INSERT INTO `selector_input` (`selector_id`, `componentinput_id`) VALUES (1, 1);
INSERT INTO `selector_input` (`selector_id`, `componentinput_id`) VALUES (2, 2);
INSERT INTO `selector_input` (`selector_id`, `componentinput_id`) VALUES (3, 3);
INSERT INTO `selector_input` (`selector_id`, `componentinput_id`) VALUES (4, 4);

-- Each of the 4 selectors have 3 outputs.
INSERT INTO `componentoutput` (`componentoutput_id`) VALUES (1);
INSERT INTO `componentoutput` (`componentoutput_id`) VALUES (2);
INSERT INTO `componentoutput` (`componentoutput_id`) VALUES (3);
INSERT INTO `componentoutput` (`componentoutput_id`) VALUES (4);
INSERT INTO `componentoutput` (`componentoutput_id`) VALUES (5);
INSERT INTO `componentoutput` (`componentoutput_id`) VALUES (6);
INSERT INTO `componentoutput` (`componentoutput_id`) VALUES (7);
INSERT INTO `componentoutput` (`componentoutput_id`) VALUES (8);
INSERT INTO `componentoutput` (`componentoutput_id`) VALUES (9);
INSERT INTO `componentoutput` (`componentoutput_id`) VALUES (10);
INSERT INTO `componentoutput` (`componentoutput_id`) VALUES (11);
INSERT INTO `componentoutput` (`componentoutput_id`) VALUES (12);

INSERT INTO `selector_output` (`selector_id`, `output_id`, `componentoutput_id`) VALUES (1, 1, 1);
INSERT INTO `selector_output` (`selector_id`, `output_id`, `componentoutput_id`) VALUES (1, 2, 2);
INSERT INTO `selector_output` (`selector_id`, `output_id`, `componentoutput_id`) VALUES (1, 3, 3);
INSERT INTO `selector_output` (`selector_id`, `output_id`, `componentoutput_id`) VALUES (2, 1, 4);
INSERT INTO `selector_output` (`selector_id`, `output_id`, `componentoutput_id`) VALUES (2, 2, 5);
INSERT INTO `selector_output` (`selector_id`, `output_id`, `componentoutput_id`) VALUES (2, 3, 6);
INSERT INTO `selector_output` (`selector_id`, `output_id`, `componentoutput_id`) VALUES (3, 1, 7);
INSERT INTO `selector_output` (`selector_id`, `output_id`, `componentoutput_id`) VALUES (3, 2, 8);
INSERT INTO `selector_output` (`selector_id`, `output_id`, `componentoutput_id`) VALUES (3, 3, 9);
INSERT INTO `selector_output` (`selector_id`, `output_id`, `componentoutput_id`) VALUES (4, 1, 10);
INSERT INTO `selector_output` (`selector_id`, `output_id`, `componentoutput_id`) VALUES (4, 2, 11);
INSERT INTO `selector_output` (`selector_id`, `output_id`, `componentoutput_id`) VALUES (4, 3, 12);

-- Each of the 3 outputs of the first selector is connected to the input of selector 2, 3 and 4.
INSERT INTO `componentoutput_connection` (`componentoutput_id`, `componentinput_id`) VALUES (1, 2);
INSERT INTO `componentoutput_connection` (`componentoutput_id`, `componentinput_id`) VALUES (2, 3);
INSERT INTO `componentoutput_connection` (`componentoutput_id`, `componentinput_id`) VALUES (3, 4);    

The common way to design a subclass is to make the attributes that compose the foreign key to the superclass its primary key.
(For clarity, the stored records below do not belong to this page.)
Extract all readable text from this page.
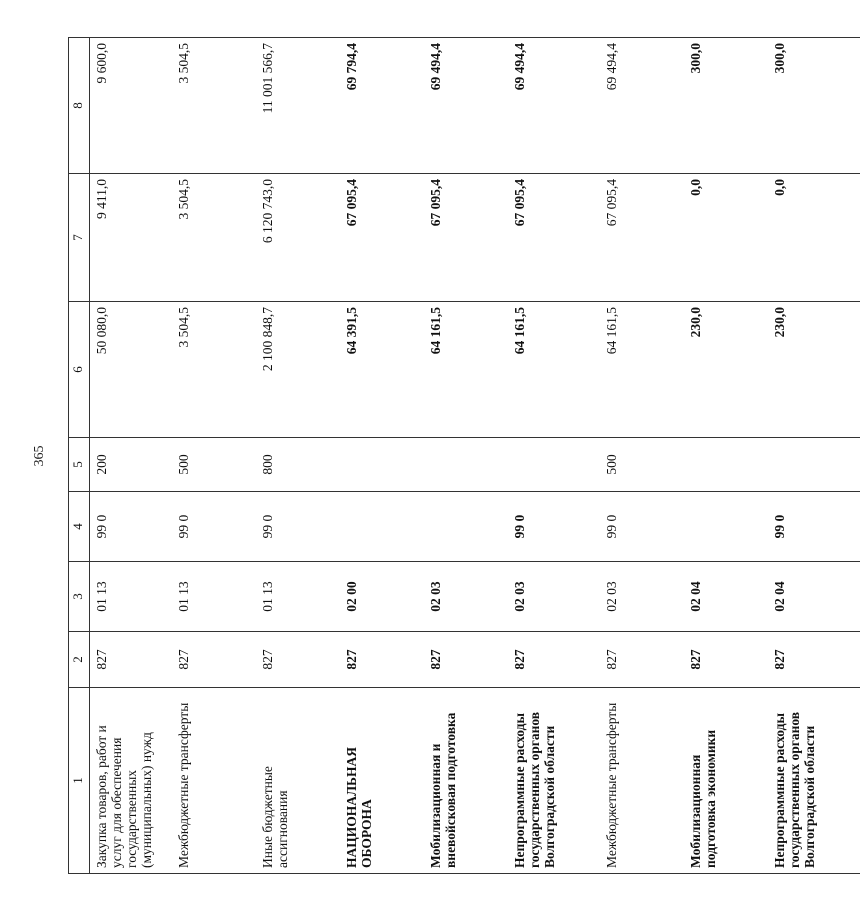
365
1	2	3	4	5	6	7	8
Закупка товаров, работ и услуг для обеспечения государственных (муниципальных) нужд	827	01 13	99 0	200	50 080,0	9 411,0	9 600,0
Межбюджетные трансферты	827	01 13	99 0	500	3 504,5	3 504,5	3 504,5
Иные бюджетные ассигнования	827	01 13	99 0	800	2 100 848,7	6 120 743,0	11 001 566,7
НАЦИОНАЛЬНАЯ ОБОРОНА	827	02 00			64 391,5	67 095,4	69 794,4
Мобилизационная и вневойсковая подготовка	827	02 03			64 161,5	67 095,4	69 494,4
Непрограммные расходы государственных органов Волгоградской области	827	02 03	99 0		64 161,5	67 095,4	69 494,4
Межбюджетные трансферты	827	02 03	99 0	500	64 161,5	67 095,4	69 494,4
Мобилизационная подготовка экономики	827	02 04			230,0	0,0	300,0
Непрограммные расходы государственных органов Волгоградской области	827	02 04	99 0		230,0	0,0	300,0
However, I did not do this on my design since the subclasses were already dependent on their respective component. Indeed, selector_output represent an-output-of-a-selector and as such, it has a primary key composed of selector’ primary key, which prevents me to reuse componentoutput’ primary key as selector_output’ primary key.

So, is it correct to model a specialized table using a foreign key—referencing the generalized table—whose referencing attributes are not also forming its primary key?